L’ambition de Jean Touret est de développer une esthétique simple, noble et contemporaine tout en préservant les formes archétypales du mobilier rustique.

Le projet redynamise la vie du village.
Pour exemple la réalisation communautaire en 1950 d’un  char de carnaval, sur les plans de Jean Touret. Cet immense mammouth, abritant un opérateur tournant la manivelle d’une soufflerie manuelle de forge pour cracher par la trompe des confettis sur la foule, placé sur une remorque agricole tirée par un tracteur fleuri, a défilé à Blois.

En juin 1956, l’ORTF vient filmer tous les détails de la vie de cet étonnant village rural  beauceron réveillé par ses artisans paysans créateurs de mobilier rustique, attirant un public éclairé parisien , inventant une esthétique nouvelle basée sur des traditions anciennes et développant un modèle économique à contre-courant de l’industrialisation florissante.

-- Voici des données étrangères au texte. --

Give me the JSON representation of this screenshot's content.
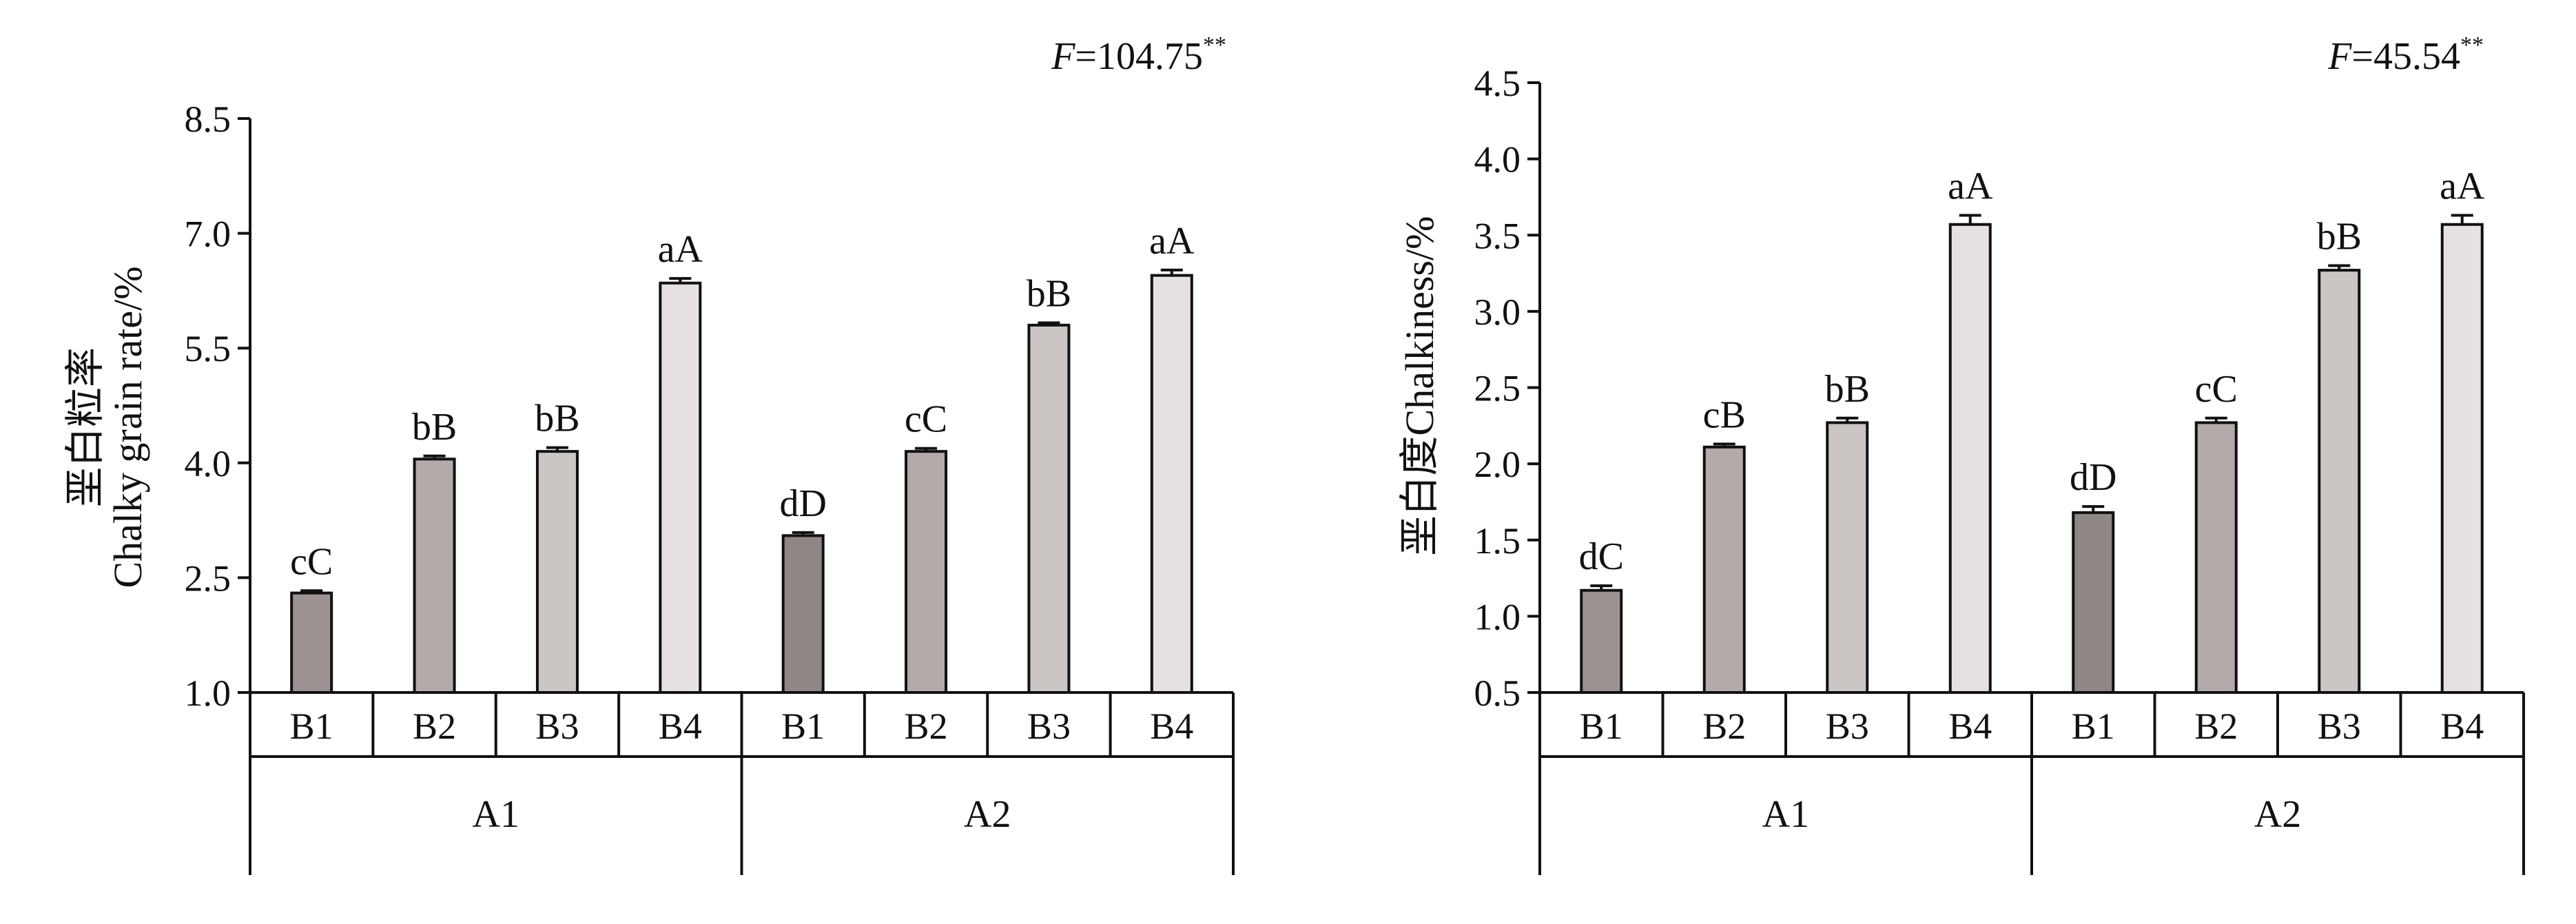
{
  "chart_data": [
    {
      "type": "bar",
      "title": "",
      "stat_text": "F=104.75**",
      "stat_label": "F",
      "stat_value": "=104.75",
      "stat_sup": "**",
      "ylabel_cn": "垩白粒率",
      "ylabel_en": "Chalky grain rate/%",
      "ylim": [
        1.0,
        8.5
      ],
      "yticks": [
        "1.0",
        "2.5",
        "4.0",
        "5.5",
        "7.0",
        "8.5"
      ],
      "ytick_values": [
        1.0,
        2.5,
        4.0,
        5.5,
        7.0,
        8.5
      ],
      "groups": [
        {
          "name": "A1",
          "categories": [
            "B1",
            "B2",
            "B3",
            "B4"
          ]
        },
        {
          "name": "A2",
          "categories": [
            "B1",
            "B2",
            "B3",
            "B4"
          ]
        }
      ],
      "values": [
        2.3,
        4.05,
        4.15,
        6.35,
        3.05,
        4.15,
        5.8,
        6.45
      ],
      "errors": [
        0.03,
        0.04,
        0.05,
        0.06,
        0.04,
        0.04,
        0.03,
        0.07
      ],
      "letters": [
        "cC",
        "bB",
        "bB",
        "aA",
        "dD",
        "cC",
        "bB",
        "aA"
      ],
      "bar_colors": [
        "#9b9291",
        "#b3abaa",
        "#cbc5c4",
        "#e6e1e0",
        "#8f8686",
        "#b3abaa",
        "#cbc5c4",
        "#e6e1e0"
      ]
    },
    {
      "type": "bar",
      "title": "",
      "stat_text": "F=45.54**",
      "stat_label": "F",
      "stat_value": "=45.54",
      "stat_sup": "**",
      "ylabel_cn": "垩白度",
      "ylabel_en": "Chalkiness/%",
      "ylim": [
        0.5,
        4.5
      ],
      "yticks": [
        "0.5",
        "1.0",
        "1.5",
        "2.0",
        "2.5",
        "3.0",
        "3.5",
        "4.0",
        "4.5"
      ],
      "ytick_values": [
        0.5,
        1.0,
        1.5,
        2.0,
        2.5,
        3.0,
        3.5,
        4.0,
        4.5
      ],
      "groups": [
        {
          "name": "A1",
          "categories": [
            "B1",
            "B2",
            "B3",
            "B4"
          ]
        },
        {
          "name": "A2",
          "categories": [
            "B1",
            "B2",
            "B3",
            "B4"
          ]
        }
      ],
      "values": [
        1.17,
        2.11,
        2.27,
        3.57,
        1.68,
        2.27,
        3.27,
        3.57
      ],
      "errors": [
        0.03,
        0.02,
        0.03,
        0.06,
        0.04,
        0.03,
        0.03,
        0.06
      ],
      "letters": [
        "dC",
        "cB",
        "bB",
        "aA",
        "dD",
        "cC",
        "bB",
        "aA"
      ],
      "bar_colors": [
        "#9b9291",
        "#b3abaa",
        "#cbc5c4",
        "#e6e1e0",
        "#8f8686",
        "#b3abaa",
        "#cbc5c4",
        "#e6e1e0"
      ]
    }
  ]
}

Grande surprise des habitants de se voir apparaître presque en temps réel sur des écrans disposés à chaque coin de rue (aucun des habitants de Marolles ne possédait un téléviseur) sur l’unique chaîne de télévision, en noir et blanc,

Pour fêter l’évènement, un grand feu de la Saint Jean et un bal furent organisés sur la place du village.